This was without a doubt a very well written book review for Someone Like You by Sarah Dessan, although I did have my own personal disagreements and thoughts towards the novel. Quinn’s book review was clearly thought out and included some of the major key factors from the novel. At one point in the review she says, “The theme of this book is how to deal with growing up. Halley has to deal with a lot of grown up things and she is having difficulty with this new challenge because she is still a teenager.” I disagree with this statement. I found that the theme of this novel was coming of age and discovering who you are in a world full of obstacles and disputes. Although I do partially agree that growing up plays a part throughout the novel and really helps it unfold. To me, growing up was the minor backbone of the novel. A statement she says that I completely agree with is, “I think that everything in this book is great advice to any teenager on the verge of being an adult.” I agree with this point entirely. I, as well as Quinn, came across little hidden snippets of advice Dessen was hinting on to readers throughout the novel. This is definitely a novel in which you really take something personal from and hold with you after finish reading it.

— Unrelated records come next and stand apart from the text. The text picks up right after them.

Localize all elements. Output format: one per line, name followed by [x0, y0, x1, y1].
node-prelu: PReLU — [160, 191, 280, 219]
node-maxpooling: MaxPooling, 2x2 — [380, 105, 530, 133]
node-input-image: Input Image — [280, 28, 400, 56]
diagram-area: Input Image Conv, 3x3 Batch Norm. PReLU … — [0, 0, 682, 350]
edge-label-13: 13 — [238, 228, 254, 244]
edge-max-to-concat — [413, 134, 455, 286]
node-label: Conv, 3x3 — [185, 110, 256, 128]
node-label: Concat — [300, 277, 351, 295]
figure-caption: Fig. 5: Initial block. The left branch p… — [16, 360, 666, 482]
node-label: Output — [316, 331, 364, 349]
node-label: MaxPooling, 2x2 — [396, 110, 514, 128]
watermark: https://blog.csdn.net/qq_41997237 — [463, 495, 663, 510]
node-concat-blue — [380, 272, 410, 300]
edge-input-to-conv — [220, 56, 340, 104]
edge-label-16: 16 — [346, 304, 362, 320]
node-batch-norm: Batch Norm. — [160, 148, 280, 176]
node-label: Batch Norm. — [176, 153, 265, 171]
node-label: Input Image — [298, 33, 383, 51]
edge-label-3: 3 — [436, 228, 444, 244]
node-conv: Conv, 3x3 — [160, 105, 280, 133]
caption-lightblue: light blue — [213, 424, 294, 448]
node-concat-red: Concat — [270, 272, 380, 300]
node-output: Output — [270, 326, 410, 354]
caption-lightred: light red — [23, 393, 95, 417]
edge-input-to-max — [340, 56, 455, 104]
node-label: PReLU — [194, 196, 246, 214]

Someone like you is a beautifully written coming of age novel. It was overflowing with vivid characters. One character that was the “diamond in the rough” to me,
personally, was Macon Faulkner. To me, Macon was endlessly evolving throughout the novel. He was most definitely a dynamic character, and this is something Quinn had not included in either of her paragraphs. I found that all of the characters in the novel were very easy to connect to and this led to me. I often found myself dropping into their shoes and walking around in their world. Another key aspect to the novel that she did not write about was setting. Most of the novel took place in the neighborhood of Halley and Scarlett, and at their public high school. Some other places that were briefly spoken of included “Sister Camp”, the house of Ginny Tabor and Milton’s Market. Each of these locations were vividly described and played a very large part in the novel. Although this was an all-around good novel, I did have some dislikes. During several bits and pieces throughout the novel, I found Dessen’s writing to be a bit childish and raw. I think this could possibly be because I have read some more harder-to-read novels in the past and therefore I’ve grown used to that style of writing. With this being said, I would recommend this novel to twelve to fifteen year olds who like an easy, girly read. But all in all, I would say that my peer Quinn did a good job of analyzing and reviewing the novel.